Ces faits historiques, même lorsqu’ils sont mal interprétés, sont suffisamment rappelés dans les livres d’histoire ou dans les documentaires télévisés, pour ne pas surprendre à leur évocation.

La situation n’est plus la même lorsqu’on évoque les liens entre le monde grec et la cité romaine. Pourtant, comme pour Carthage, les Romains durent se défaire par trois fois de la puissante Macédoine, royaume qui donna à Alexandre le Grand sa puissance et qui conserva son intégré et son indépendance dans les débris qui survécurent à la dislocation de son empire.

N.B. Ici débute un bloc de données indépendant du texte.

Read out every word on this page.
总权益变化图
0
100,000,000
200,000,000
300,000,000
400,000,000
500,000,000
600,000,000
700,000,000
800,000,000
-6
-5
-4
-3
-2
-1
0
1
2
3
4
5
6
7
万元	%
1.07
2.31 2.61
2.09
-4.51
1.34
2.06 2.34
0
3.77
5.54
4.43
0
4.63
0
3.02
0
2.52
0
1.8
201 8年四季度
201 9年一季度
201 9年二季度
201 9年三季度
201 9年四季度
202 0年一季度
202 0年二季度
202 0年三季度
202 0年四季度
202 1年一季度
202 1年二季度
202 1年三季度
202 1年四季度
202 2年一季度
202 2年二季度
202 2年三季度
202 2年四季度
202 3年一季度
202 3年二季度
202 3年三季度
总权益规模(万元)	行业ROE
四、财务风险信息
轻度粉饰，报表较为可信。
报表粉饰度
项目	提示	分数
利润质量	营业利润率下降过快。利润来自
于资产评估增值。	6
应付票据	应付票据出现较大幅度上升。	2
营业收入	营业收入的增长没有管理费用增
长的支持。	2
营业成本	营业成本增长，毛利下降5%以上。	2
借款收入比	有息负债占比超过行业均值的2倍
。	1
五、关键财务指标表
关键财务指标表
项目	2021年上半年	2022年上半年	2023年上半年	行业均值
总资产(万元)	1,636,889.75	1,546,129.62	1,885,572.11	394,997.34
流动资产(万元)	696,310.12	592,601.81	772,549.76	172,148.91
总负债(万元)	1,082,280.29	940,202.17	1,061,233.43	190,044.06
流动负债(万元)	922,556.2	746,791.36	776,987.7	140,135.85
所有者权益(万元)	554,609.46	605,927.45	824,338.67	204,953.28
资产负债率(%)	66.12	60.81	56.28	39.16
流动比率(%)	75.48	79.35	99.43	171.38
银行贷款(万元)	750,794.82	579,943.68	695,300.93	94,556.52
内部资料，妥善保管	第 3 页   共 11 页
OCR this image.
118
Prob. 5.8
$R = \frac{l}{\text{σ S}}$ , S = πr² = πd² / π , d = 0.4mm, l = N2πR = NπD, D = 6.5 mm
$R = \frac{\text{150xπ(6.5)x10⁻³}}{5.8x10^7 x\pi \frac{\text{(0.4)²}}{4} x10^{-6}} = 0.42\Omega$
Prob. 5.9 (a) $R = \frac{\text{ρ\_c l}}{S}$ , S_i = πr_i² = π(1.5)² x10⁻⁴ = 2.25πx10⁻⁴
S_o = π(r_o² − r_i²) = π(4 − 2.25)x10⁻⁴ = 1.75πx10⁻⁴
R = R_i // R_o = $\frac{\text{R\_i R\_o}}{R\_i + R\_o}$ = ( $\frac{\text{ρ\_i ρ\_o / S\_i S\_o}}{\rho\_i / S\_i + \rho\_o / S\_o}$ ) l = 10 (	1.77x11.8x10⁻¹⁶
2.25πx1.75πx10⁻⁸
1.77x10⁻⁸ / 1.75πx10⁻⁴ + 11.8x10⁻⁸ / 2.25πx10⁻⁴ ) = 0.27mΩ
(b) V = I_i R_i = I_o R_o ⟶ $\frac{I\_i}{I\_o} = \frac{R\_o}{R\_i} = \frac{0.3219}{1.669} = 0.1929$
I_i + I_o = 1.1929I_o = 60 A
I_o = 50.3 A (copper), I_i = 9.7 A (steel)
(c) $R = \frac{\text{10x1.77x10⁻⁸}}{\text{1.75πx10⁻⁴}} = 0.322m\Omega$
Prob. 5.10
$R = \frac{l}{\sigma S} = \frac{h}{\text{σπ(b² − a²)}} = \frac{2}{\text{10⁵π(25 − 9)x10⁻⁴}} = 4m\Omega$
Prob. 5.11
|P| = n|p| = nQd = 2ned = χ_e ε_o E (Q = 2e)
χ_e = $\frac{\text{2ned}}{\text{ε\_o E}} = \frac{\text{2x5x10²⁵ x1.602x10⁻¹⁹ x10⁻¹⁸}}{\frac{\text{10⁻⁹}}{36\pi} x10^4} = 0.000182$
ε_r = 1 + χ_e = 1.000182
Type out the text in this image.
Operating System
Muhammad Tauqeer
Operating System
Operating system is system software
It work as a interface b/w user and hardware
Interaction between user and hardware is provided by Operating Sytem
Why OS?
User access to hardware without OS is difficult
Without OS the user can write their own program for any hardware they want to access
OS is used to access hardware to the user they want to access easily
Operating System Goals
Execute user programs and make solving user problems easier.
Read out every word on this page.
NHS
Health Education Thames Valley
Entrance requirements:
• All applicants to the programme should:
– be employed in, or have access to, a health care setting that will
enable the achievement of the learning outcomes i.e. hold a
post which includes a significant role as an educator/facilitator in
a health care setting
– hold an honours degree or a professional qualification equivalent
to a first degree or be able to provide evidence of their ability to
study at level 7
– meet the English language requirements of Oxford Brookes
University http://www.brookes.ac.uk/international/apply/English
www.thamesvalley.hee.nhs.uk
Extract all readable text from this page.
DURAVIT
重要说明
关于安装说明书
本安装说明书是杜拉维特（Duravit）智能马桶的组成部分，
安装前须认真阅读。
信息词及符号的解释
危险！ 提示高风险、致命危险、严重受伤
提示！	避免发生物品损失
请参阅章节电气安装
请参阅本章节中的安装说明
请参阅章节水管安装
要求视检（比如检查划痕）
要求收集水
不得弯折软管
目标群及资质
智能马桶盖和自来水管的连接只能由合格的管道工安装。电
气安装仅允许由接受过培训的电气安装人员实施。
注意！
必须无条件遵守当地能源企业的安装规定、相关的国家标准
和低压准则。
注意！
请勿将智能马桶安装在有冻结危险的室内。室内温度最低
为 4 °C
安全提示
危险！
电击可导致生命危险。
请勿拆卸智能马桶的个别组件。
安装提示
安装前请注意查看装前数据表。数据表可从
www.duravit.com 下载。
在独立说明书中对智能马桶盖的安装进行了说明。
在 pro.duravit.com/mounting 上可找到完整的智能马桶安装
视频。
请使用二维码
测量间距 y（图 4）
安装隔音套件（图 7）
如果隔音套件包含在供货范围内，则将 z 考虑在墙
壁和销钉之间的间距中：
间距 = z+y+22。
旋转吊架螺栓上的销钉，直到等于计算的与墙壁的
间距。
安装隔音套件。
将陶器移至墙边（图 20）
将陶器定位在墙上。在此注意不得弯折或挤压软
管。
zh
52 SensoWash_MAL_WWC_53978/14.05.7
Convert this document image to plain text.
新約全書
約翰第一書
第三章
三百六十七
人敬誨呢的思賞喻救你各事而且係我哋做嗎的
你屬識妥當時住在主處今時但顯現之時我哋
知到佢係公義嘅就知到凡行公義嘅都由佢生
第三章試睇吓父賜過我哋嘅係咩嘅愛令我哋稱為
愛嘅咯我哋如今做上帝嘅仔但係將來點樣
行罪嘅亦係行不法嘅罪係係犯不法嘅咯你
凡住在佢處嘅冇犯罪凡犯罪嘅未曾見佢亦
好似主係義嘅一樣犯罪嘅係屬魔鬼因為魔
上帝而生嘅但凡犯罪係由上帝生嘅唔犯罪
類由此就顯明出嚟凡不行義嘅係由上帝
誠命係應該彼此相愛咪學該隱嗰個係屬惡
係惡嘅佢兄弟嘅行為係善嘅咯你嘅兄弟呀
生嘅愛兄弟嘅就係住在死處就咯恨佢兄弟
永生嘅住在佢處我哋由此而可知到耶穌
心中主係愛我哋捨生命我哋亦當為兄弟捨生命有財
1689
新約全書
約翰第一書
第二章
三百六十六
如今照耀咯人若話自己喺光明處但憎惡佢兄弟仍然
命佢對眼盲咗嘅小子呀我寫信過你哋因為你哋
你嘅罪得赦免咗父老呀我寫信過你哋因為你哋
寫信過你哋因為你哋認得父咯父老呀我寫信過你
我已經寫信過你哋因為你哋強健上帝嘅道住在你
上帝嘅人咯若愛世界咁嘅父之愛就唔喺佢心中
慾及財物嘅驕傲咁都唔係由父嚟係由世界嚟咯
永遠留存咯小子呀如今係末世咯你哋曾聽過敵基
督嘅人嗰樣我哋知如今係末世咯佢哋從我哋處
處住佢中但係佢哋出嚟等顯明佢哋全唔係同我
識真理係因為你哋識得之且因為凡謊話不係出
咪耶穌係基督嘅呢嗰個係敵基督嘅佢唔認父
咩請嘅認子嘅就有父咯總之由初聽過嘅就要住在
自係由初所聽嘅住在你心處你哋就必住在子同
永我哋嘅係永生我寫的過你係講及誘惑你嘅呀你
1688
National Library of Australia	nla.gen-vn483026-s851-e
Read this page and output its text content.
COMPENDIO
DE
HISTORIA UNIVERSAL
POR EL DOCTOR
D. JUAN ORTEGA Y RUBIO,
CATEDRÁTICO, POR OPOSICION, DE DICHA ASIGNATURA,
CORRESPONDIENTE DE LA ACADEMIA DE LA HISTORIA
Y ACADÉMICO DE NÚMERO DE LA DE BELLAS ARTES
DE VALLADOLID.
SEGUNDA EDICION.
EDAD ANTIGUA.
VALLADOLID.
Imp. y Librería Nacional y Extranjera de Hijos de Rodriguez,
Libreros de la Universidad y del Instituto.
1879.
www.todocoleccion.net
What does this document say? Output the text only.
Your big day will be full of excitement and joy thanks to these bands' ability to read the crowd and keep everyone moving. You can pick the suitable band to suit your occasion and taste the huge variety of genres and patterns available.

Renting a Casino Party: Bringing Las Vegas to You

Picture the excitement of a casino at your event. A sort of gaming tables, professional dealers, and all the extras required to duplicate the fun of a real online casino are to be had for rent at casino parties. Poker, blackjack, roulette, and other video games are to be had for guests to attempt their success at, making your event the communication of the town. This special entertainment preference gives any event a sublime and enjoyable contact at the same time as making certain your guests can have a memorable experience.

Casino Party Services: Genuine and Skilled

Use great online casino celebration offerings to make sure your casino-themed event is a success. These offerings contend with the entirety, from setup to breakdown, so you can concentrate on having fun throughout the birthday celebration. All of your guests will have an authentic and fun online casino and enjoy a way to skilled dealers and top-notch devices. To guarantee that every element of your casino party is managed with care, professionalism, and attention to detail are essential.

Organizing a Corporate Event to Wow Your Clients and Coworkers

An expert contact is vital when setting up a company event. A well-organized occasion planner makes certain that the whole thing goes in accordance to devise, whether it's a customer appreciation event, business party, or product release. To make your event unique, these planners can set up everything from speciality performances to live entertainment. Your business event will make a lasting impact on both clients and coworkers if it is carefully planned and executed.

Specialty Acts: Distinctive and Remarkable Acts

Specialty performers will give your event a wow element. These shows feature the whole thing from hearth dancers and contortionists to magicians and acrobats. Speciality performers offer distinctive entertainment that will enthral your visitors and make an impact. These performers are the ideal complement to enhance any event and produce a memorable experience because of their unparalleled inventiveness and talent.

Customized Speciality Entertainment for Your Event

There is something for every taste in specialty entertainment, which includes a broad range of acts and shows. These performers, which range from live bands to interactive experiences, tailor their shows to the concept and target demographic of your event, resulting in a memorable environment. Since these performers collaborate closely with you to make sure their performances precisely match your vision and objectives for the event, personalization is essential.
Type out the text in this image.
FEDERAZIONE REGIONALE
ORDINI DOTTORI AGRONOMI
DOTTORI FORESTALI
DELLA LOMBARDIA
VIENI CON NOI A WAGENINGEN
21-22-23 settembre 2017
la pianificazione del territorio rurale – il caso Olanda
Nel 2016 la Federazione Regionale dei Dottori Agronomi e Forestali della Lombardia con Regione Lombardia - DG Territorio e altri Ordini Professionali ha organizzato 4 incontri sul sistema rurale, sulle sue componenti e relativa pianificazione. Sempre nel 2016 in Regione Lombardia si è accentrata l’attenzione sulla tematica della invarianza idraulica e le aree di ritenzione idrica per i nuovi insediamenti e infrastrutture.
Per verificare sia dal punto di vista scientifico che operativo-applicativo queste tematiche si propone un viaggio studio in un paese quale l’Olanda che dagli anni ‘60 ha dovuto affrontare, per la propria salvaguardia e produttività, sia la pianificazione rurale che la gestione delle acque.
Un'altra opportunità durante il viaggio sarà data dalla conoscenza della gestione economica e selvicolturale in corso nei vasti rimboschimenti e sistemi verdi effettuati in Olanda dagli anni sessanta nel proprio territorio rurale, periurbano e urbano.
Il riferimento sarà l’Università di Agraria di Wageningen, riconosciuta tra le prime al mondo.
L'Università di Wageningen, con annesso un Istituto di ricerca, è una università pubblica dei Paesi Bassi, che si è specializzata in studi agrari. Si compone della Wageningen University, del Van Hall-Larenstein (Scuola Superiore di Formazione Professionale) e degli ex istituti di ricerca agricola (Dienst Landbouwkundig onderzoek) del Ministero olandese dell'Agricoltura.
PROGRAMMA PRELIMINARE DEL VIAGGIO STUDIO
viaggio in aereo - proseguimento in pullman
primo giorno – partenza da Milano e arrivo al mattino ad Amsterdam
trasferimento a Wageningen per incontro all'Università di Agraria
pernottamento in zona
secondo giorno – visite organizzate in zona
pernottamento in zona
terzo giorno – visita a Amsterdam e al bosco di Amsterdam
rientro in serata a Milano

Dans les conflits entre les puissances grecques et les Romains, la Deuxième guerre de Macédoine marque une étape cruciale dans l’évolution de leurs relations. Les seize longues années de guerre contre Carthage, l’embrigadement de l’ensemble de la population romaine contre les armées d’Hannibal ont profondément bouleversé les structures de la cité du Latium. Selon les mots de l’historien grec Polybe, le conflit contre Carthage a façonné l’identité romaine lui assurant un destin méditerranéen généré par la Fortune, déesse capricieuse que seule la vertu des soldats romains paraissait en mesure de dompter. De manière plus prosaïque, on peut ajouter que les ravages de la guerre contre Carthage ont aiguisé l’appétit de richesse des Romains. Les Grecs sophistiqués et raffinés se moqueront d’ailleurs de la rapacité de ces barbares débarqués de l’ouest.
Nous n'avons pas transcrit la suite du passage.